3. **Direct Solr API** (if app API fails):
   ```bash
   # Add to both cores
   curl -X POST "http://solr:8983/solr/storycove_stories/schema" \
     -H "Content-Type: application/json" \
     -d '{"add-field":{"name":"libraryId","type":"string","indexed":true,"stored":true}}'

   curl -X POST "http://solr:8983/solr/storycove_authors/schema" \
     -H "Content-Type: application/json" \
     -d '{"add-field":{"name":"libraryId","type":"string","indexed":true,"stored":true}}'
   ```

4. **For development**: Use Option 1 (volume reset) for clean restart

### Migration Endpoint Returns Error

Common causes:
- Solr is not available (check connectivity)
- No active library context (ensure user is authenticated)
- Insufficient permissions (check JWT token/authentication)

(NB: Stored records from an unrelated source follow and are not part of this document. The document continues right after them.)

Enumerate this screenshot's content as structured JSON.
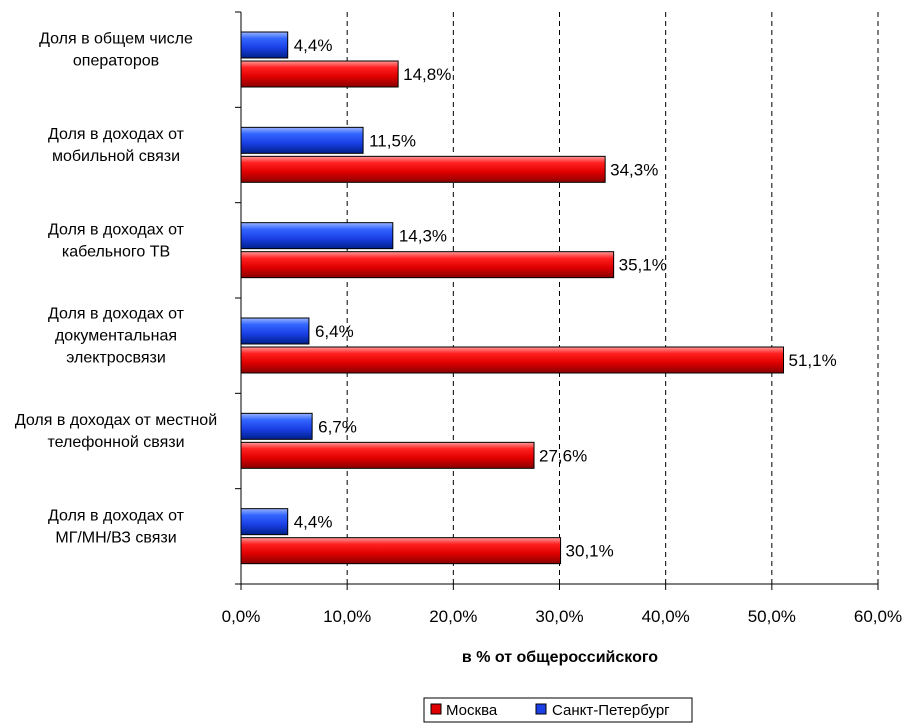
{
  "chart_data": {
    "type": "bar",
    "orientation": "horizontal",
    "categories": [
      [
        "Доля в общем числе",
        "операторов"
      ],
      [
        "Доля в доходах  от",
        "мобильной связи"
      ],
      [
        "Доля в доходах от",
        "кабельного ТВ"
      ],
      [
        "Доля в доходах от",
        "документальная",
        "электросвязи"
      ],
      [
        "Доля в доходах от местной",
        "телефонной связи"
      ],
      [
        "Доля в доходах от",
        "МГ/МН/ВЗ связи"
      ]
    ],
    "series": [
      {
        "name": "Москва",
        "color": "#ff0000",
        "values": [
          14.8,
          34.3,
          35.1,
          51.1,
          27.6,
          30.1
        ],
        "labels": [
          "14,8%",
          "34,3%",
          "35,1%",
          "51,1%",
          "27,6%",
          "30,1%"
        ]
      },
      {
        "name": "Санкт-Петербург",
        "color": "#0033ff",
        "values": [
          4.4,
          11.5,
          14.3,
          6.4,
          6.7,
          4.4
        ],
        "labels": [
          "4,4%",
          "11,5%",
          "14,3%",
          "6,4%",
          "6,7%",
          "4,4%"
        ]
      }
    ],
    "xlim": [
      0,
      60
    ],
    "xticks": [
      0,
      10,
      20,
      30,
      40,
      50,
      60
    ],
    "xtick_labels": [
      "0,0%",
      "10,0%",
      "20,0%",
      "30,0%",
      "40,0%",
      "50,0%",
      "60,0%"
    ],
    "xlabel": "в % от общероссийского",
    "grid": "vertical-dashed",
    "legend_position": "bottom"
  }
}
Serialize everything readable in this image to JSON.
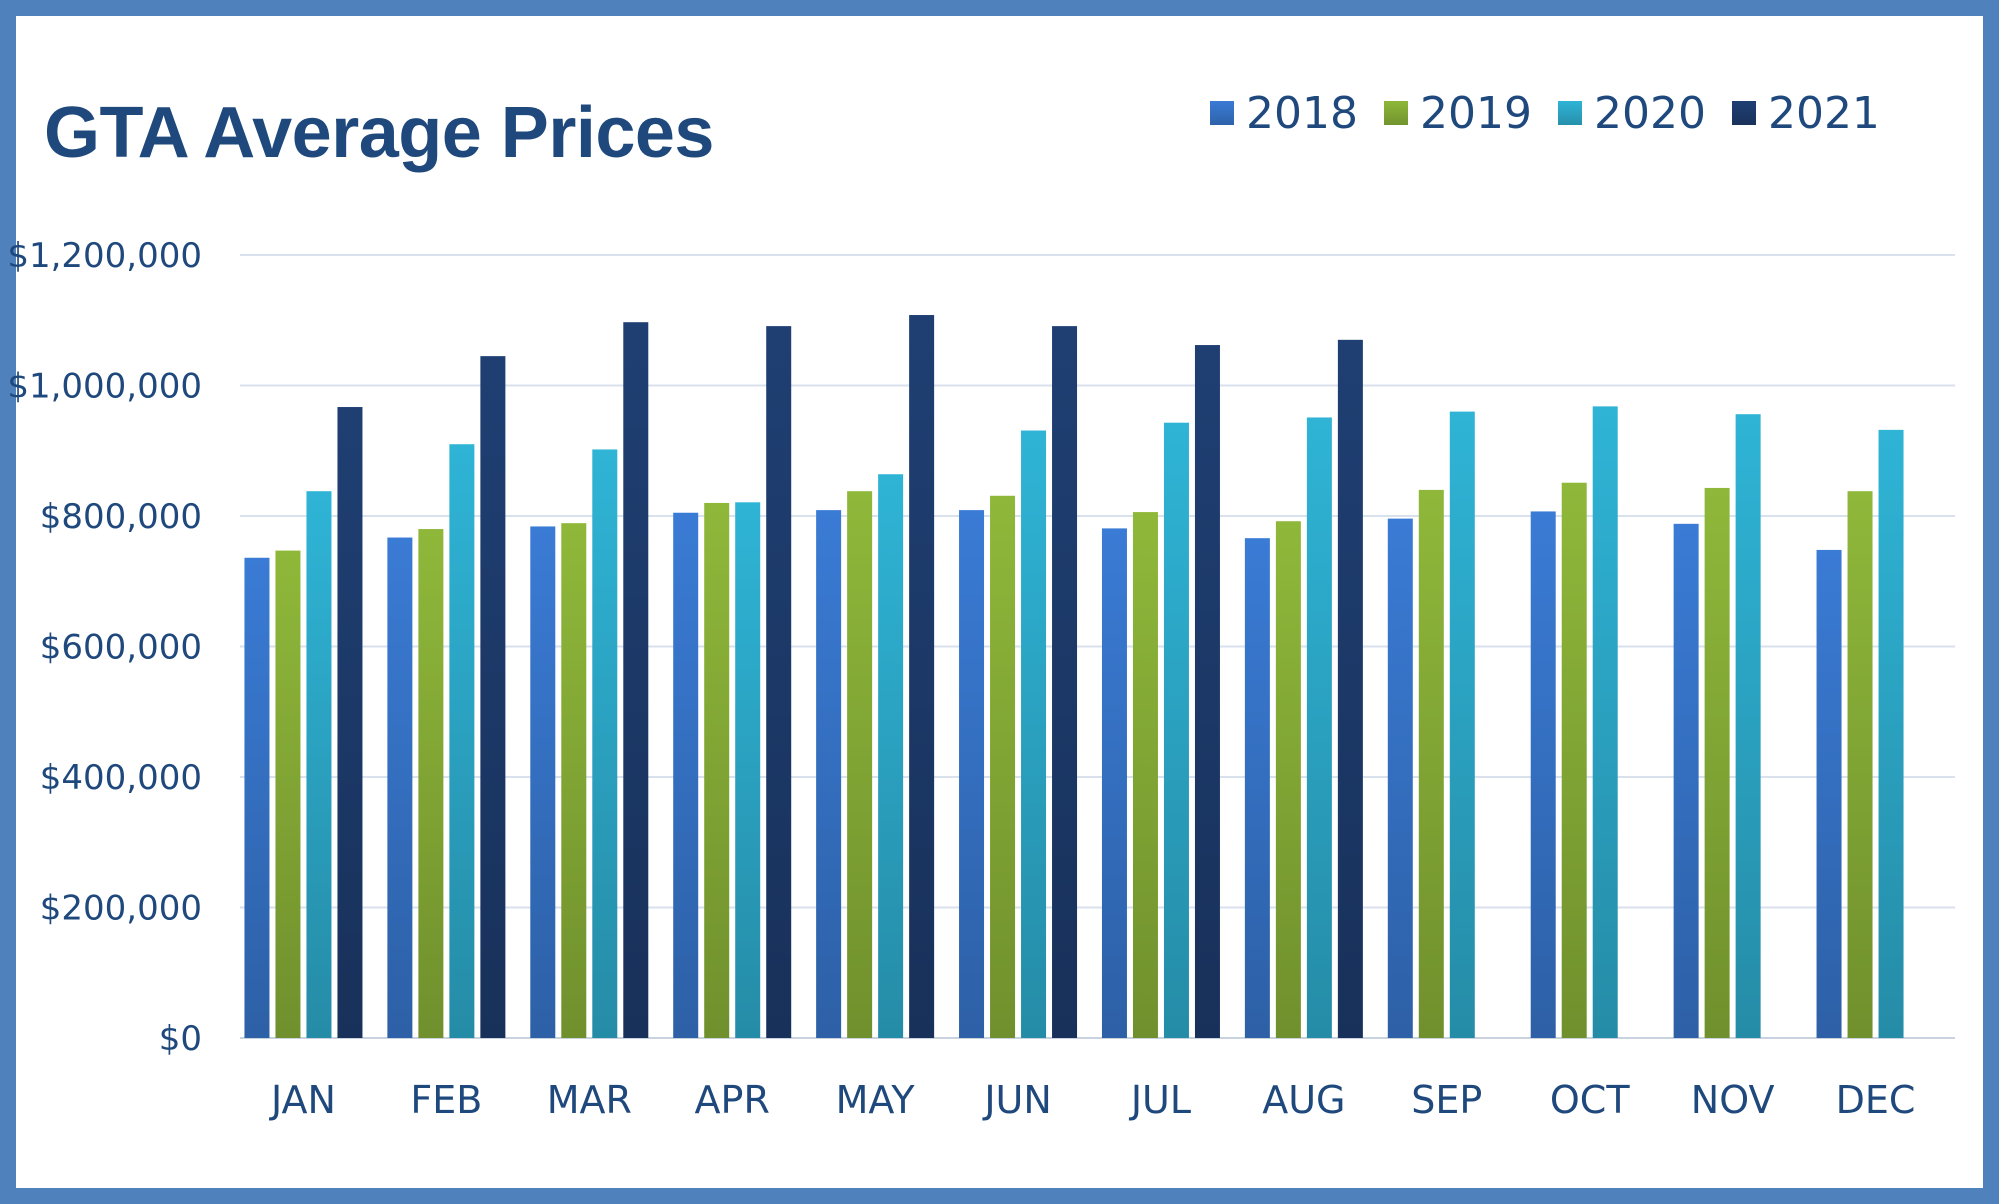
{
  "chart_data": {
    "type": "bar",
    "title": "GTA Average Prices",
    "xlabel": "",
    "ylabel": "",
    "ylim": [
      0,
      1200000
    ],
    "yticks": [
      0,
      200000,
      400000,
      600000,
      800000,
      1000000,
      1200000
    ],
    "ytick_labels": [
      "$0",
      "$200,000",
      "$400,000",
      "$600,000",
      "$800,000",
      "$1,000,000",
      "$1,200,000"
    ],
    "grid": true,
    "legend_position": "top-right",
    "categories": [
      "JAN",
      "FEB",
      "MAR",
      "APR",
      "MAY",
      "JUN",
      "JUL",
      "AUG",
      "SEP",
      "OCT",
      "NOV",
      "DEC"
    ],
    "series": [
      {
        "name": "2018",
        "color": "#3a7bd5",
        "values": [
          736000,
          767000,
          784000,
          805000,
          809000,
          809000,
          781000,
          766000,
          796000,
          807000,
          788000,
          748000
        ]
      },
      {
        "name": "2019",
        "color": "#8fb83a",
        "values": [
          747000,
          780000,
          789000,
          820000,
          838000,
          831000,
          806000,
          792000,
          840000,
          851000,
          843000,
          838000
        ]
      },
      {
        "name": "2020",
        "color": "#2fb4d6",
        "values": [
          838000,
          910000,
          902000,
          821000,
          864000,
          931000,
          943000,
          951000,
          960000,
          968000,
          956000,
          932000
        ]
      },
      {
        "name": "2021",
        "color": "#1f3f73",
        "values": [
          967000,
          1045000,
          1097000,
          1091000,
          1108000,
          1091000,
          1062000,
          1070000,
          null,
          null,
          null,
          null
        ]
      }
    ]
  }
}
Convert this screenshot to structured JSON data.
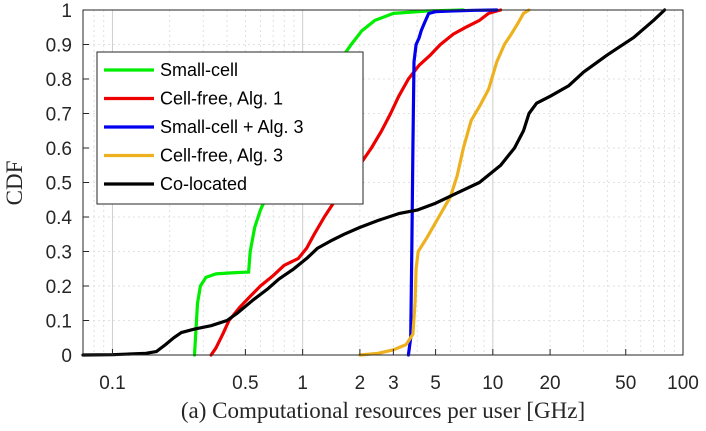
{
  "chart_data": {
    "type": "line",
    "xscale": "log",
    "xlim": [
      0.07,
      100
    ],
    "ylim": [
      0,
      1
    ],
    "grid": true,
    "xlabel": "(a) Computational resources per user [GHz]",
    "ylabel": "CDF",
    "xticks": [
      {
        "value": 0.1,
        "label": "0.1"
      },
      {
        "value": 0.5,
        "label": "0.5"
      },
      {
        "value": 1,
        "label": "1"
      },
      {
        "value": 2,
        "label": "2"
      },
      {
        "value": 3,
        "label": "3"
      },
      {
        "value": 5,
        "label": "5"
      },
      {
        "value": 10,
        "label": "10"
      },
      {
        "value": 20,
        "label": "20"
      },
      {
        "value": 50,
        "label": "50"
      },
      {
        "value": 100,
        "label": "100"
      }
    ],
    "yticks": [
      {
        "value": 0,
        "label": "0"
      },
      {
        "value": 0.1,
        "label": "0.1"
      },
      {
        "value": 0.2,
        "label": "0.2"
      },
      {
        "value": 0.3,
        "label": "0.3"
      },
      {
        "value": 0.4,
        "label": "0.4"
      },
      {
        "value": 0.5,
        "label": "0.5"
      },
      {
        "value": 0.6,
        "label": "0.6"
      },
      {
        "value": 0.7,
        "label": "0.7"
      },
      {
        "value": 0.8,
        "label": "0.8"
      },
      {
        "value": 0.9,
        "label": "0.9"
      },
      {
        "value": 1,
        "label": "1"
      }
    ],
    "legend_position": "left",
    "series": [
      {
        "name": "Small-cell",
        "color": "#00ee00",
        "points": [
          [
            0.27,
            0
          ],
          [
            0.28,
            0.15
          ],
          [
            0.29,
            0.2
          ],
          [
            0.31,
            0.225
          ],
          [
            0.35,
            0.235
          ],
          [
            0.42,
            0.238
          ],
          [
            0.5,
            0.24
          ],
          [
            0.52,
            0.24
          ],
          [
            0.53,
            0.3
          ],
          [
            0.56,
            0.37
          ],
          [
            0.6,
            0.42
          ],
          [
            0.66,
            0.47
          ],
          [
            0.75,
            0.52
          ],
          [
            0.85,
            0.57
          ],
          [
            0.95,
            0.62
          ],
          [
            1.05,
            0.66
          ],
          [
            1.15,
            0.7
          ],
          [
            1.25,
            0.74
          ],
          [
            1.35,
            0.78
          ],
          [
            1.45,
            0.82
          ],
          [
            1.6,
            0.86
          ],
          [
            1.8,
            0.9
          ],
          [
            2.05,
            0.94
          ],
          [
            2.4,
            0.97
          ],
          [
            3,
            0.99
          ],
          [
            4.5,
            0.997
          ],
          [
            7,
            1
          ]
        ]
      },
      {
        "name": "Cell-free, Alg. 1",
        "color": "#ee0000",
        "points": [
          [
            0.33,
            0
          ],
          [
            0.35,
            0.02
          ],
          [
            0.38,
            0.06
          ],
          [
            0.41,
            0.1
          ],
          [
            0.47,
            0.14
          ],
          [
            0.53,
            0.17
          ],
          [
            0.6,
            0.2
          ],
          [
            0.7,
            0.23
          ],
          [
            0.8,
            0.26
          ],
          [
            0.95,
            0.28
          ],
          [
            1.05,
            0.31
          ],
          [
            1.15,
            0.35
          ],
          [
            1.3,
            0.4
          ],
          [
            1.45,
            0.44
          ],
          [
            1.65,
            0.48
          ],
          [
            1.85,
            0.52
          ],
          [
            2.05,
            0.56
          ],
          [
            2.3,
            0.6
          ],
          [
            2.6,
            0.65
          ],
          [
            2.9,
            0.7
          ],
          [
            3.2,
            0.75
          ],
          [
            3.6,
            0.8
          ],
          [
            4.1,
            0.84
          ],
          [
            4.7,
            0.87
          ],
          [
            5.3,
            0.9
          ],
          [
            6.2,
            0.93
          ],
          [
            7.2,
            0.95
          ],
          [
            8.5,
            0.97
          ],
          [
            9.5,
            0.99
          ],
          [
            10.5,
            0.997
          ],
          [
            11,
            1
          ]
        ]
      },
      {
        "name": "Small-cell + Alg. 3",
        "color": "#0000ee",
        "points": [
          [
            3.6,
            0
          ],
          [
            3.7,
            0.05
          ],
          [
            3.75,
            0.3
          ],
          [
            3.8,
            0.6
          ],
          [
            3.85,
            0.85
          ],
          [
            3.95,
            0.9
          ],
          [
            4.1,
            0.92
          ],
          [
            4.2,
            0.94
          ],
          [
            4.35,
            0.96
          ],
          [
            4.6,
            0.99
          ],
          [
            5,
            0.995
          ],
          [
            6,
            0.997
          ],
          [
            8,
            0.999
          ],
          [
            10.5,
            1
          ]
        ]
      },
      {
        "name": "Cell-free, Alg. 3",
        "color": "#edb120",
        "points": [
          [
            2,
            0
          ],
          [
            2.5,
            0.005
          ],
          [
            3,
            0.015
          ],
          [
            3.5,
            0.03
          ],
          [
            3.8,
            0.06
          ],
          [
            3.9,
            0.15
          ],
          [
            3.95,
            0.25
          ],
          [
            4.05,
            0.3
          ],
          [
            4.5,
            0.34
          ],
          [
            5.2,
            0.4
          ],
          [
            6,
            0.46
          ],
          [
            6.5,
            0.52
          ],
          [
            7,
            0.6
          ],
          [
            7.7,
            0.68
          ],
          [
            8.5,
            0.72
          ],
          [
            9.5,
            0.77
          ],
          [
            10.5,
            0.85
          ],
          [
            11.5,
            0.9
          ],
          [
            12.5,
            0.93
          ],
          [
            13.5,
            0.96
          ],
          [
            14.5,
            0.99
          ],
          [
            15.5,
            1
          ]
        ]
      },
      {
        "name": "Co-located",
        "color": "#000000",
        "points": [
          [
            0.07,
            0
          ],
          [
            0.1,
            0.001
          ],
          [
            0.15,
            0.005
          ],
          [
            0.17,
            0.01
          ],
          [
            0.19,
            0.03
          ],
          [
            0.21,
            0.05
          ],
          [
            0.23,
            0.065
          ],
          [
            0.27,
            0.075
          ],
          [
            0.33,
            0.085
          ],
          [
            0.4,
            0.1
          ],
          [
            0.45,
            0.12
          ],
          [
            0.55,
            0.16
          ],
          [
            0.65,
            0.19
          ],
          [
            0.75,
            0.22
          ],
          [
            0.9,
            0.25
          ],
          [
            1.05,
            0.28
          ],
          [
            1.2,
            0.31
          ],
          [
            1.4,
            0.33
          ],
          [
            1.65,
            0.35
          ],
          [
            2,
            0.37
          ],
          [
            2.5,
            0.39
          ],
          [
            3.2,
            0.41
          ],
          [
            4,
            0.42
          ],
          [
            5,
            0.44
          ],
          [
            6.5,
            0.47
          ],
          [
            8.5,
            0.5
          ],
          [
            11,
            0.55
          ],
          [
            13,
            0.6
          ],
          [
            14.5,
            0.65
          ],
          [
            15.5,
            0.7
          ],
          [
            17,
            0.73
          ],
          [
            20,
            0.75
          ],
          [
            25,
            0.78
          ],
          [
            30,
            0.82
          ],
          [
            40,
            0.87
          ],
          [
            55,
            0.92
          ],
          [
            70,
            0.97
          ],
          [
            80,
            1
          ]
        ]
      }
    ]
  }
}
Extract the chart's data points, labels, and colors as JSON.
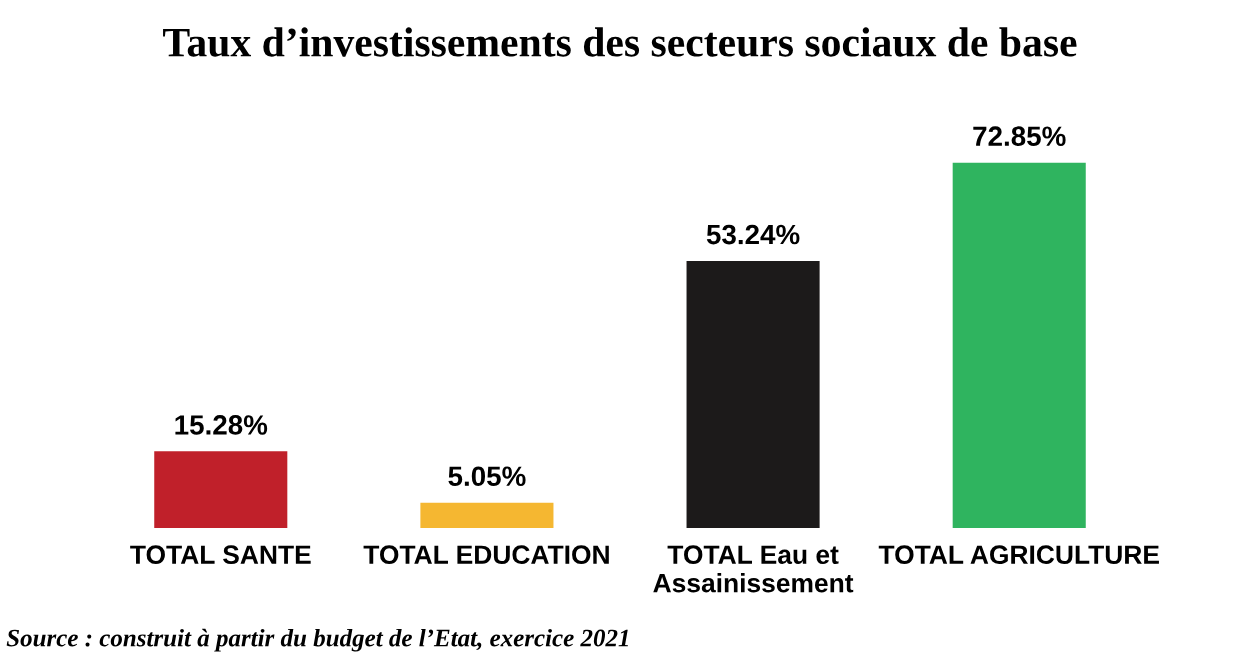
{
  "chart_data": {
    "type": "bar",
    "title": "Taux d’investissements des secteurs sociaux de base",
    "categories": [
      "TOTAL SANTE",
      "TOTAL EDUCATION",
      "TOTAL Eau et\nAssainissement",
      "TOTAL AGRICULTURE"
    ],
    "values": [
      15.28,
      5.05,
      53.24,
      72.85
    ],
    "colors": [
      "#c0202a",
      "#f5b731",
      "#1c1a1a",
      "#2fb45f"
    ],
    "value_labels": [
      "15.28%",
      "5.05%",
      "53.24%",
      "72.85%"
    ],
    "annotations": [
      "Source : construit à partir du budget de l’Etat, exercice 2021"
    ]
  }
}
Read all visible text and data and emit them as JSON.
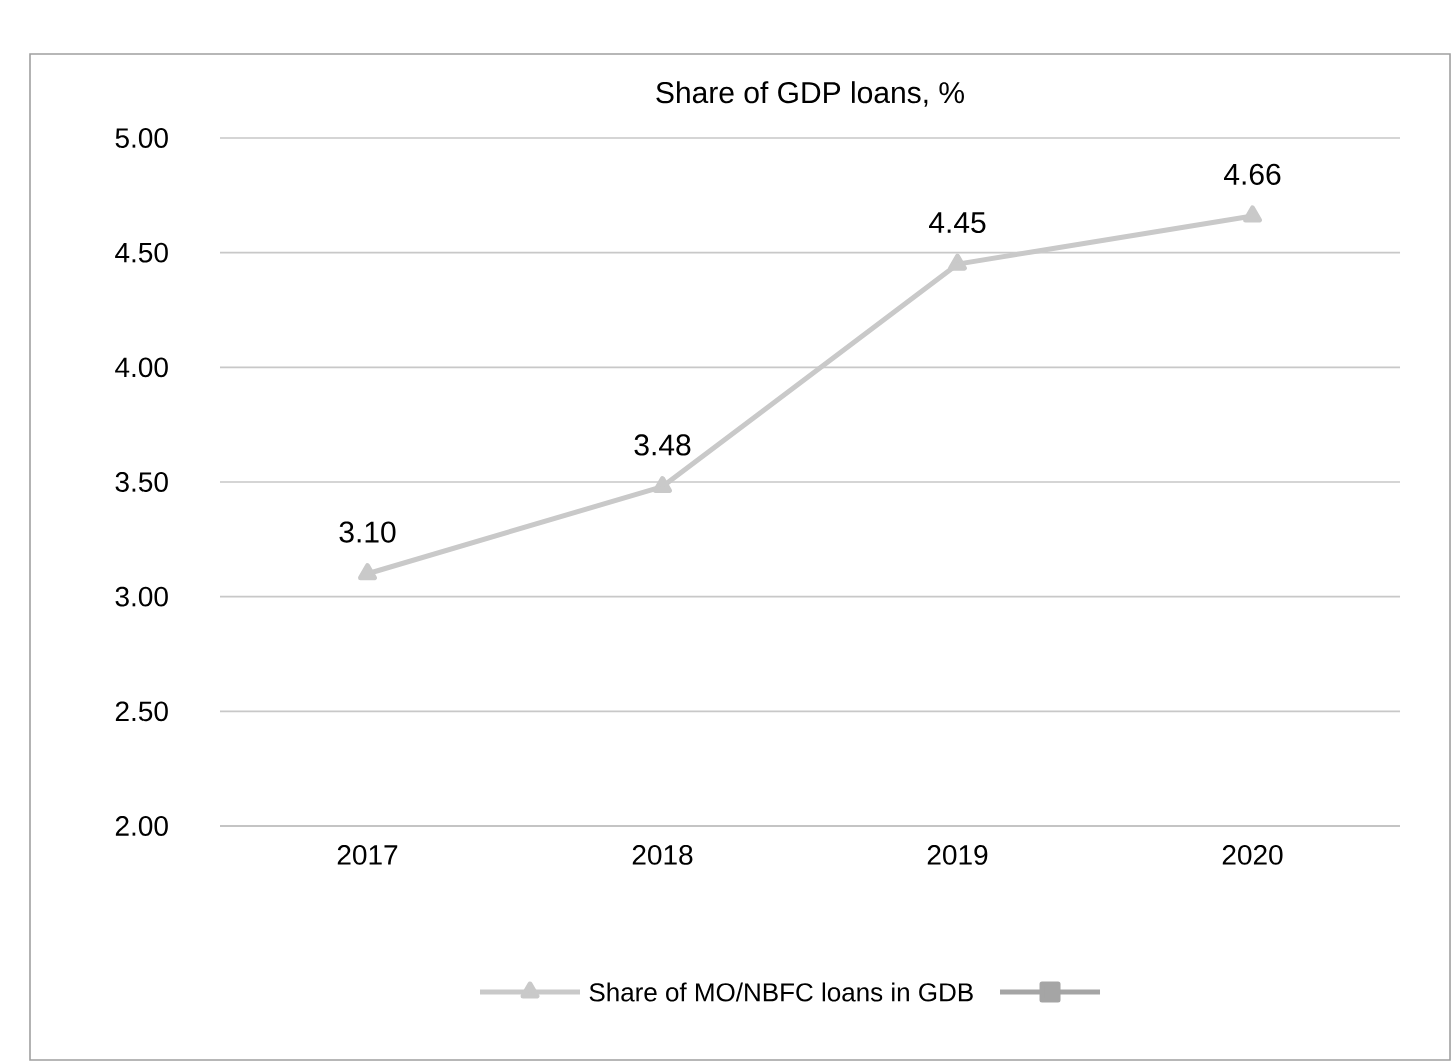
{
  "chart_data": {
    "type": "line",
    "title": "Share of GDP loans, %",
    "categories": [
      "2017",
      "2018",
      "2019",
      "2020"
    ],
    "series": [
      {
        "name": "Share of MO/NBFC loans in GDB",
        "color": "#c9c9c9",
        "marker": "triangle",
        "values": [
          3.1,
          3.48,
          4.45,
          4.66
        ],
        "value_labels": [
          "3.10",
          "3.48",
          "4.45",
          "4.66"
        ]
      },
      {
        "color": "#a5a5a5",
        "marker": "square",
        "values": [
          null,
          null,
          null,
          null
        ]
      }
    ],
    "ylim": [
      2,
      5
    ],
    "yticks": [
      {
        "value": 2,
        "label": "2.00"
      },
      {
        "value": 2.5,
        "label": "2.50"
      },
      {
        "value": 3,
        "label": "3.00"
      },
      {
        "value": 3.5,
        "label": "3.50"
      },
      {
        "value": 4,
        "label": "4.00"
      },
      {
        "value": 4.5,
        "label": "4.50"
      },
      {
        "value": 5,
        "label": "5.00"
      }
    ],
    "grid": "y",
    "legend": "bottom"
  }
}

### Search Results Still Mixed

This indicates incomplete migration:
- Clear all Solr data and reindex completely
- Verify that all documents have libraryId field
- Check that search queries include library filters

## Environment-Specific Notes

### Development
- Use Option 1 (volume reset) for simplicity
- Data loss is acceptable in dev environments

### Staging
- Use Option 2 or 3 to test production migration procedures
- Verify migration process before applying to production

### Production
- **Always backup data first**
- Use Option 2 (Schema API) or Option 3 (Admin endpoint)
- Plan for brief performance impact during reindexing
- Monitor system resources during bulk reindexing

## Performance Considerations

- **Reindexing time**: Depends on data size (typically 1000 docs/second)
- **Memory usage**: May increase during bulk indexing
- **Search performance**: Minimal impact from library filtering
- **Storage**: Slight increase due to libraryId field

## Rollback Plan

If issues occur:

1. **Immediate**: Restart Solr to previous state (if using Option 1)
2. **Schema revert**: Remove libraryId field via Schema API
3. **Code rollback**: Deploy previous version without library separation
4. **Data restore**: Restore from backup if necessary

This migration enables proper multi-tenant isolation while maintaining search performance and functionality.